Book Review: Science Fair Season
Review of Science Fair Season: Twelve Kids, a Robot Named Scorch . . . and What It Takes to Win
Ask most teenagers to name a path to fame and fortune, and basketball or Justin Bieber will likely come up. But for a select few, there’s one clear answer: science fair. Millions of dollars in prize money, TV interviews and trips to the White House await today’s winners, and Dutton gives a glimpse behind the poster boards of 12 kids vying for the nation’s top honors.
Every year, more than 1,500 high schoolers from around the world convene for the science fair Super Bowl, the Intel International Science and Engineering Fair, a program of Society for Science & the Public, which also publishes Science News.
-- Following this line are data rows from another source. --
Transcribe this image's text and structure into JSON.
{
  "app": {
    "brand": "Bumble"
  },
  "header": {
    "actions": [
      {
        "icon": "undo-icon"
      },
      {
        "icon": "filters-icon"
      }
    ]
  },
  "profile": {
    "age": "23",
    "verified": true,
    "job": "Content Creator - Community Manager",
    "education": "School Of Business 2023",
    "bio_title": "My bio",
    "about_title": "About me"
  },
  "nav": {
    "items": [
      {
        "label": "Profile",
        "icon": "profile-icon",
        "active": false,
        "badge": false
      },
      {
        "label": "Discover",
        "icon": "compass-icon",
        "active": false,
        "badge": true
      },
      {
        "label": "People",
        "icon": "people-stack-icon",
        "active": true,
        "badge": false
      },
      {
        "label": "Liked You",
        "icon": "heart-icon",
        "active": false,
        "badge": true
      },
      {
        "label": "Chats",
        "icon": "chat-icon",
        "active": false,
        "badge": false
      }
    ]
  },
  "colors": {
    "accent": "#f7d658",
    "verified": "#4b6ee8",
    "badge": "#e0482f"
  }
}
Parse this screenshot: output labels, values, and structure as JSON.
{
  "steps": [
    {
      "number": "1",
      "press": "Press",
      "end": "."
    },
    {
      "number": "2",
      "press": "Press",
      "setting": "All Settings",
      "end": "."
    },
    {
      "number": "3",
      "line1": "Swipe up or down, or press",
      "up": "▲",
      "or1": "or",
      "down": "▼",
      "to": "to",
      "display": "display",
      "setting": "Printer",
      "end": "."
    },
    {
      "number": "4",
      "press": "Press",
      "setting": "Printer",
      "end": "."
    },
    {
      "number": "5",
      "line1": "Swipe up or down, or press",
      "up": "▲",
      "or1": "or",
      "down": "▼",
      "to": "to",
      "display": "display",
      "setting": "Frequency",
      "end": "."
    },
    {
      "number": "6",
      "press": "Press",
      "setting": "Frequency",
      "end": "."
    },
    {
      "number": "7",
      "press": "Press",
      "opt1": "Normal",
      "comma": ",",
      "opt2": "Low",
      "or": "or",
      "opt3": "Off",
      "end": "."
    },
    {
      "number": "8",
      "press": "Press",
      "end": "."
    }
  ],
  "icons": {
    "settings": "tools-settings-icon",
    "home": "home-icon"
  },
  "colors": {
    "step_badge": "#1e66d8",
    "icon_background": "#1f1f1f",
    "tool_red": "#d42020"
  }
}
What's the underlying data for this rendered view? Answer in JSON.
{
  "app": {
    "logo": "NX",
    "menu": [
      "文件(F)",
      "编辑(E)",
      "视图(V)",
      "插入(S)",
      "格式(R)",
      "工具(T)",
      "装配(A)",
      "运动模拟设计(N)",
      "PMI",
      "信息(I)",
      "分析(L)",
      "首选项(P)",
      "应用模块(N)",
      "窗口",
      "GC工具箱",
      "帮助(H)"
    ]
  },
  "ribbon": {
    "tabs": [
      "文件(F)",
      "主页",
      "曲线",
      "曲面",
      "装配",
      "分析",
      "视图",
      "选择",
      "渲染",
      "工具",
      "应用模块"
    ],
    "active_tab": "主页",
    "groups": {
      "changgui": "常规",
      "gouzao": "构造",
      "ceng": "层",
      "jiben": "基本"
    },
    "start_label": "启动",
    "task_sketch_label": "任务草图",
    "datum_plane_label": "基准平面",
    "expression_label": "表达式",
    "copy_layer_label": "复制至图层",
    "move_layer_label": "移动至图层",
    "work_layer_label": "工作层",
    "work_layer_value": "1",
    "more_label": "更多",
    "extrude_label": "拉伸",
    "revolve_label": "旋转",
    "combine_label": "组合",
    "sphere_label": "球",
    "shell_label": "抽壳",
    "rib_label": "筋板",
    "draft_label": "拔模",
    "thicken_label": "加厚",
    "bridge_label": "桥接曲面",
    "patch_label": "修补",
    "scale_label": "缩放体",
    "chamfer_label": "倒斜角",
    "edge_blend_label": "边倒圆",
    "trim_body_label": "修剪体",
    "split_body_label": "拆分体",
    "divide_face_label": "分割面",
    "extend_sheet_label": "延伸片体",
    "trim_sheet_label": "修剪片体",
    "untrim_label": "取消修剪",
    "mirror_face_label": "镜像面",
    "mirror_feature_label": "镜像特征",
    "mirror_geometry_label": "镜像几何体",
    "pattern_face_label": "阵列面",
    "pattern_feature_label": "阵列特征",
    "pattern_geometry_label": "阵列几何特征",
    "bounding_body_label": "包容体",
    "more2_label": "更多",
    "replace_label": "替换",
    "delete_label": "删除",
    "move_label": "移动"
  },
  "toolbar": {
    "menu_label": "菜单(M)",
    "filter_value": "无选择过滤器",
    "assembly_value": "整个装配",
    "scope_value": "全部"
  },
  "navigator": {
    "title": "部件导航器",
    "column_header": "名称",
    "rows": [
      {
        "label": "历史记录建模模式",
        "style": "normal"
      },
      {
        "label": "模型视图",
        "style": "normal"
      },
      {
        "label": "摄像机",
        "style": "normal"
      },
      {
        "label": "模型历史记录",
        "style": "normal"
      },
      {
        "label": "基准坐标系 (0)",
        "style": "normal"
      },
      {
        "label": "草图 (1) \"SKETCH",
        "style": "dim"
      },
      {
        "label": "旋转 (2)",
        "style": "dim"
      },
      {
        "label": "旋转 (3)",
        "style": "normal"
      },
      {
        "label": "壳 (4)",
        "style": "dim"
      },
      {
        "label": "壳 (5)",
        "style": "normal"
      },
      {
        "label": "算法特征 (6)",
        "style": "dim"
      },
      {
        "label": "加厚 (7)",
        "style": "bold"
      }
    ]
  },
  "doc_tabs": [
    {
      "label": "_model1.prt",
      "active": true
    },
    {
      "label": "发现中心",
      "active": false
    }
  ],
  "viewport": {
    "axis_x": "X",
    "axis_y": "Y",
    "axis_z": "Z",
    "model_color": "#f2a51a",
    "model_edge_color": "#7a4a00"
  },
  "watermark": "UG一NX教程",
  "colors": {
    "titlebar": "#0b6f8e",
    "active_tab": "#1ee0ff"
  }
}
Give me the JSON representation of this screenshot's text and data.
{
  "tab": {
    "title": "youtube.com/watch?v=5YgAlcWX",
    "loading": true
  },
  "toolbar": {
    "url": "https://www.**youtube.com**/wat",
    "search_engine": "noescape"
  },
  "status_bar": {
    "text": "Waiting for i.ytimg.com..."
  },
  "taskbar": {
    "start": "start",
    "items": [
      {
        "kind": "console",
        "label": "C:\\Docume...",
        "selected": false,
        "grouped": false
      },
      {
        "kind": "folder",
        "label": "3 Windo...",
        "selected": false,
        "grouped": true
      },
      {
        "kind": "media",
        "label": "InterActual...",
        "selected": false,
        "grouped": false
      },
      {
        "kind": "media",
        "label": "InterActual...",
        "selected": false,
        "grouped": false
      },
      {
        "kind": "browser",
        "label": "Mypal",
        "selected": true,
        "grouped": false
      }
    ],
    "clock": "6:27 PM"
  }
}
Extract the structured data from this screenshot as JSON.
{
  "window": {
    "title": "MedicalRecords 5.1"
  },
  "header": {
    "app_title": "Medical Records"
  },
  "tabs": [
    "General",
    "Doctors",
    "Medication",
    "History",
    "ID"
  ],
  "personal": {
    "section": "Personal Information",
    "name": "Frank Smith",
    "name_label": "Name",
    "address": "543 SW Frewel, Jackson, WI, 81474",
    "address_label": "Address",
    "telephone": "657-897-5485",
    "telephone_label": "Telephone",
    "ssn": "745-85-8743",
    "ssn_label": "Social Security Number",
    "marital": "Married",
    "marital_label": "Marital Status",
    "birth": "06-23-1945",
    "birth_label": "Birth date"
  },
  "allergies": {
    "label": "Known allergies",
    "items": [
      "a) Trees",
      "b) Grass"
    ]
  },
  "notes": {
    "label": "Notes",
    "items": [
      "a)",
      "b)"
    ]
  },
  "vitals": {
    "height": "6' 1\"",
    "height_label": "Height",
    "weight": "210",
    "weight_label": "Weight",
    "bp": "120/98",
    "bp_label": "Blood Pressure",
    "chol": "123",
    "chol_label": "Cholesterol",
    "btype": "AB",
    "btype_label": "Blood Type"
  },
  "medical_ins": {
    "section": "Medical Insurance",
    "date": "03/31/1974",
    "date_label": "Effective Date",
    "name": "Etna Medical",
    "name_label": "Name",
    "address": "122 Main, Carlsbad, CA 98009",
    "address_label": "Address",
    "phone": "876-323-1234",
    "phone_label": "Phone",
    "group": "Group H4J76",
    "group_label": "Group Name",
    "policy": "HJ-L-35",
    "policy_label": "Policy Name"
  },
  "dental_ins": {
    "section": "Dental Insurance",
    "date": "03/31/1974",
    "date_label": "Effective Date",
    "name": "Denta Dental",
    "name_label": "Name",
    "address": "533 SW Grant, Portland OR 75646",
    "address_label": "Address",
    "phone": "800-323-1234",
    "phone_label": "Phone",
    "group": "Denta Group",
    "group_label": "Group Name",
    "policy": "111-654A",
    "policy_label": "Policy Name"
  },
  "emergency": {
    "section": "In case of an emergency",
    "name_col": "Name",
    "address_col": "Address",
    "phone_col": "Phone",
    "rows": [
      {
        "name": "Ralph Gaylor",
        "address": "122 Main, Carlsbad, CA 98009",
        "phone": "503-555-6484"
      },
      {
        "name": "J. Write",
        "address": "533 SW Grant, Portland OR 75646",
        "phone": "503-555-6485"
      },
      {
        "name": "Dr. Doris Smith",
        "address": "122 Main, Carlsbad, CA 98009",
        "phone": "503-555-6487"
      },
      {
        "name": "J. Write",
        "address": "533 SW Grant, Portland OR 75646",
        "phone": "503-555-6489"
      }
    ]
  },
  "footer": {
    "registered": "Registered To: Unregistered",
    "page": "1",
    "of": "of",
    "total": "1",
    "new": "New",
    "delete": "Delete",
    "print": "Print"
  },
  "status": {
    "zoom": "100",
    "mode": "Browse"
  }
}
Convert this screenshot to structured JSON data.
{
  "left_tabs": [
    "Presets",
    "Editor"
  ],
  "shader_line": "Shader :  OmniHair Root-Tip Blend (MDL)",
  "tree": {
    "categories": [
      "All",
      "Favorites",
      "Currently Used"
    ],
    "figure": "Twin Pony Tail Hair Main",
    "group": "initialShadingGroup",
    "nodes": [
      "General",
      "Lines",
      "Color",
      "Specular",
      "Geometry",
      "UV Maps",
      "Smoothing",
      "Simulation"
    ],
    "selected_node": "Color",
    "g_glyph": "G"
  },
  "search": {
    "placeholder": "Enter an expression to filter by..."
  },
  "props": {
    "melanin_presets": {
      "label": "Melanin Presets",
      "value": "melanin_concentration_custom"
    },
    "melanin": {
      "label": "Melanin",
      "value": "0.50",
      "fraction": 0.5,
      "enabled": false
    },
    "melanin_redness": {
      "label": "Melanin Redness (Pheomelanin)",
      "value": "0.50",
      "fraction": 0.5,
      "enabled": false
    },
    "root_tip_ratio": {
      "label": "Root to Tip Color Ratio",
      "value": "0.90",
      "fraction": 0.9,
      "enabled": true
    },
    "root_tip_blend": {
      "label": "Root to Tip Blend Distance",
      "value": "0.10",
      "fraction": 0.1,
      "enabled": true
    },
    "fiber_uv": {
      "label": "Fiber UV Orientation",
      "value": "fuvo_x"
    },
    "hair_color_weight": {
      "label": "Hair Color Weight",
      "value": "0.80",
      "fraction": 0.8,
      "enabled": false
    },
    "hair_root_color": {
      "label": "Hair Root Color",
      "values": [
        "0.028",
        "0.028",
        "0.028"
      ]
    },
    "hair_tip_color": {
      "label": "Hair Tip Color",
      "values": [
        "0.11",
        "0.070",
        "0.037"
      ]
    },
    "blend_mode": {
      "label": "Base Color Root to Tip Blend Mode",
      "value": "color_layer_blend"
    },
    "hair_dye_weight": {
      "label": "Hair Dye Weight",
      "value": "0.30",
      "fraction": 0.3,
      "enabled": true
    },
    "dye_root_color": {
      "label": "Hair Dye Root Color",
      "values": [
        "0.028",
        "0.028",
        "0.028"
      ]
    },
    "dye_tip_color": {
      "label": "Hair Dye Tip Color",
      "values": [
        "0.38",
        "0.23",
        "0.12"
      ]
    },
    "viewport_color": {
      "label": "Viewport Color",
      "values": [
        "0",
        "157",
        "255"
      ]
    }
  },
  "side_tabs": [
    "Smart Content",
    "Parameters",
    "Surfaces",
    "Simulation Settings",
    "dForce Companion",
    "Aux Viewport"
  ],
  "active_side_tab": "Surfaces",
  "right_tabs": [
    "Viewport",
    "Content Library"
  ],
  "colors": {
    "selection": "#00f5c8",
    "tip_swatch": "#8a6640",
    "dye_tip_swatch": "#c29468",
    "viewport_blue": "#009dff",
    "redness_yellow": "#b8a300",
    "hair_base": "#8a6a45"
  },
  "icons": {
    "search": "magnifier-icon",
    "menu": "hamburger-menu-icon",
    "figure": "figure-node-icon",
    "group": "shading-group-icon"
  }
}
Dutton tells the stories of seven contestants in Intel ISEF 2009, plus five competitors from previous years whose stories have become the stuff of science fair legend.
Among them are Kelydra Welcker, whose work on chemical contaminants in her West Virginia hometown landed her on an FBI terrorist watch list, and Taylor Wilson, who wheeled into the fair a nuclear fusion reactor he had built in a basement.
Teenagers coming up with new nanotechnology and genetically engineered worms are impressive, but some of the most compelling stories feature simple science done against all odds. Garrett Yazzie’s is one of the most engrossing: The Navajo boy pieced together a radiator from a 1967 Pontiac with other junkyard finds to build a solar-powered heater for his mother’s dilapidated trailer. Dutton does readers a service by including kids who show that science is not just for the one-in-a-million genius; great ideas can come from humble beginnings. While light on scientific detail about the projects, the book succeeds in keeping its focus on the real inspirations: the kids.